Yu v CA G.R. No. L-12465 May 29, 1959

J. Bautista

Yu Pang Eng submitted application for insurance consisting of the medical declaration made by him to the medical examiner and the report. Yu then paid the premium in the sum of P591.70.
The insured, in his application for insurance, said “no” to ever having stomach disease, cancer, and fainting-spells. He also claimed to not have consulted a physician regarding such diseases.
After submitting the form, he entered the hospital where he complained of dizziness, anemia, abdominal pains and tarry stools. He was found to have peptic ulcer.
The insured entered another hospital for medical treatment but he died of "infiltrating medullary carcinoma, Grade 4, advanced cardiac and of lesser curvature, stomach metastases spleen."
Yu Pang Cheng aimed to collect P10,000.00 on  life of one Yu Pang Eng from an insurance company.
The company set up the defense that the insured was guilty of misrepresentation and concealment of material facts. They subsequently refused to give the indemnity.
The trial court rendered judgment ordering defendant to pay plaintiff the sum of P10,000.00, plus P2,000.00 as attorney's fees. The Court of Appeals reversed the decision of the trial court, holding that the insured was guilty of concealment of material facts. Hence the present petition.

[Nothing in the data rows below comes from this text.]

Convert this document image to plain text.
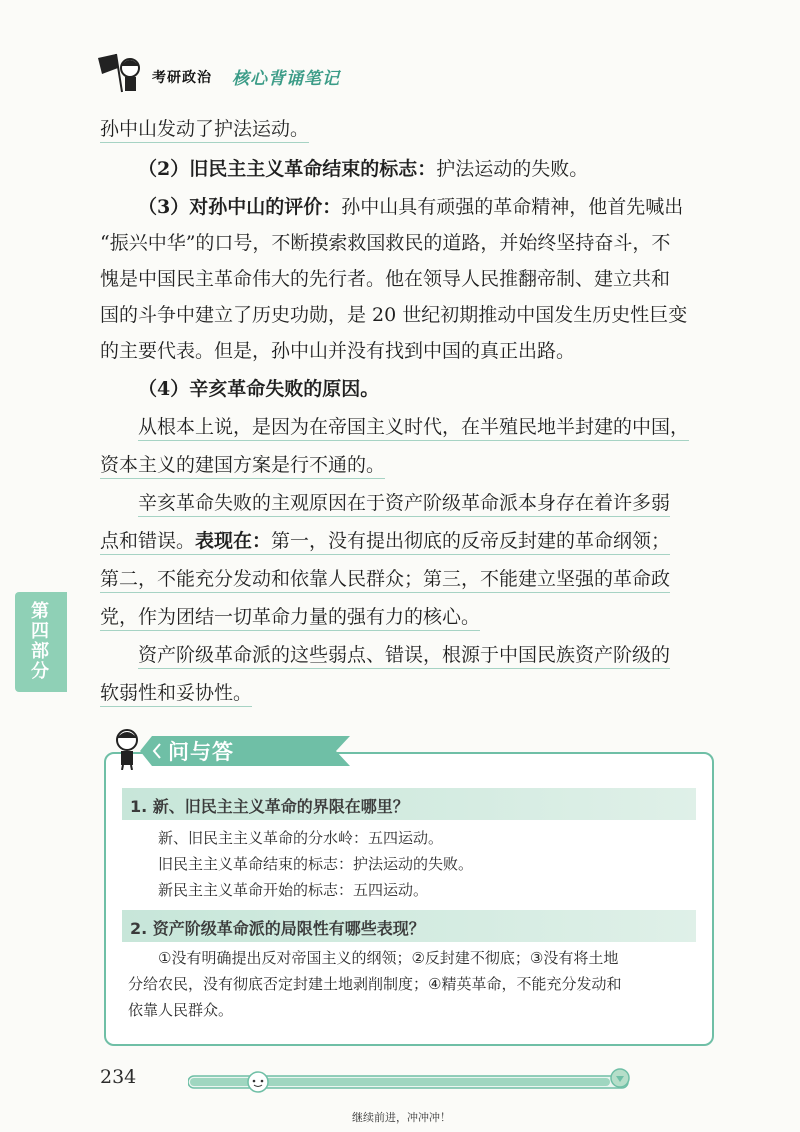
考研政治 核心背诵笔记
孙中山发动了护法运动。
（2）旧民主主义革命结束的标志：护法运动的失败。
（3）对孙中山的评价：孙中山具有顽强的革命精神，他首先喊出
“振兴中华”的口号，不断摸索救国救民的道路，并始终坚持奋斗，不
愧是中国民主革命伟大的先行者。他在领导人民推翻帝制、建立共和
国的斗争中建立了历史功勋，是 20 世纪初期推动中国发生历史性巨变
的主要代表。但是，孙中山并没有找到中国的真正出路。
（4）辛亥革命失败的原因。
从根本上说，是因为在帝国主义时代，在半殖民地半封建的中国，
资本主义的建国方案是行不通的。
辛亥革命失败的主观原因在于资产阶级革命派本身存在着许多弱
点和错误。表现在：第一，没有提出彻底的反帝反封建的革命纲领；
第二，不能充分发动和依靠人民群众；第三，不能建立坚强的革命政
党，作为团结一切革命力量的强有力的核心。
资产阶级革命派的这些弱点、错误，根源于中国民族资产阶级的
软弱性和妥协性。
第四部分
问与答
1. 新、旧民主主义革命的界限在哪里？
新、旧民主主义革命的分水岭：五四运动。
旧民主主义革命结束的标志：护法运动的失败。
新民主主义革命开始的标志：五四运动。
2. 资产阶级革命派的局限性有哪些表现？
①没有明确提出反对帝国主义的纲领；②反封建不彻底；③没有将土地
分给农民，没有彻底否定封建土地剥削制度；④精英革命，不能充分发动和
依靠人民群众。
234
继续前进，冲冲冲！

Issue: Whether or not the insured is guilty of concealment of some facts material to the risk insured that consequently avoids the policy.

Held: Yes. Petition dismissed.

The first confinement took place from January 29, 1950 to February 11, while his application was submitted on September 5, 1950. When he gave his answers to the policy, he concealed the ailment of which he was treated in the hospital.
The negative answers given by the insured regarding his previous ailment deprived defendant of the opportunity to make the necessary inquiry as to the nature of his past illness so that as it may form its estimate relative to the approval of his application. Had defendant been given such opportunity, the company would probably had never consented to the issuance of the policy in question. In fact, according to the death certificate, the insured’s death may have direct connection with his previous illness.
Under the law, a neglect to communicate that which a party knows and ought to communicate, is called concealment. This entitles the insurer to rescind the contract. The insured is required to communicate to the insurer all facts within his knowledge which are material to the contract and which the other party has not the means of ascertaining. The materiality is to be determined not by the event but solely by the probable and reasonable influence of the facts upon the party to whom the communication is due.
Argente vs. West Coast- “One ground for the rescission of a contract of insurance under the insurance Act is "a concealment", which in section 25 is defined "A neglect to communicate that which a party knows and ought to communicate."
“In an action on a life insurance policy where the evidence conclusively shows that the answers to questions concerning diseases were untrue, the truth or falsity of the answers become the determining factor. If the policy was procured by fraudulent representations, the contract of insurance was never legally existent. It can fairly be assumed that had the true facts been disclosed by the assured, the insurance would never have been granted.”